Question 2: Am I called to the new opportunity?
I don’t think its healthy to leave a position to escape problems or adversity. When you leave because of problems you usually just transfer the same issues to the new position. After all, when you run away you take you with you. When you have a sense of release from a position then you’re free to explore the new opportunity based on its own merit. You go forward to a position rather than go from a position. “To” and “from” are basic prepositions that we use multiple times every day. But when it comes to making a change, the difference is immeasurable.
Question 3: Is my family on board with the transition?

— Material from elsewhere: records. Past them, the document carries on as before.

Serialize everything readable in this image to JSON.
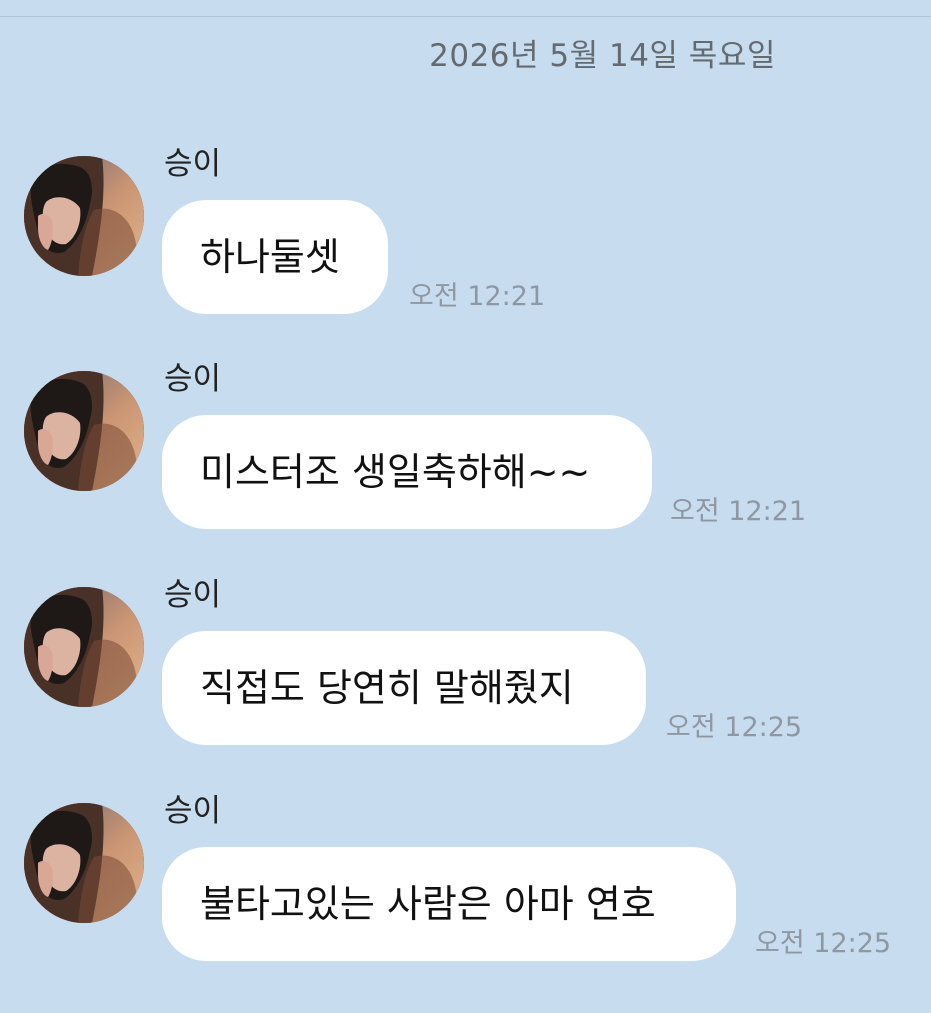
{
  "chat": {
    "date_header": "2026년 5월 14일 목요일",
    "messages": [
      {
        "sender": "승이",
        "text": "하나둘셋",
        "time": "오전 12:21"
      },
      {
        "sender": "승이",
        "text": "미스터조 생일축하해~~",
        "time": "오전 12:21"
      },
      {
        "sender": "승이",
        "text": "직접도 당연히 말해줬지",
        "time": "오전 12:25"
      },
      {
        "sender": "승이",
        "text": "불타고있는 사람은 아마 연호",
        "time": "오전 12:25"
      }
    ]
  },
  "colors": {
    "background": "#c7dcef",
    "bubble": "#ffffff",
    "timestamp": "#8f98a2",
    "date_header": "#646a70"
  },
  "icons": {
    "avatar": "profile-photo"
  }
}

I grew up in a pastor’s home, so I know the implications of making transitions in ministry from a kid’s perspective. In my personal career, I’ve never made a change without the full support of my wife. I’ve also done my best to consider my children and to take into consideration their best. During the past year I’ve had several inquiries from churches, each which would have required an out of state move. After considering this third question, however, I recognize that each of those changes would have required some significant sacrifices by and potential risks to my family. It became, in effect, a “deal breaker.”
You may have your own set of questions that you consider as you evaluate a transition. These questions have helped me so I share them with you today. They aren’t limited to ministry changes. Anyone considering a potential career change or job transition can benefit from these diagnostic questions.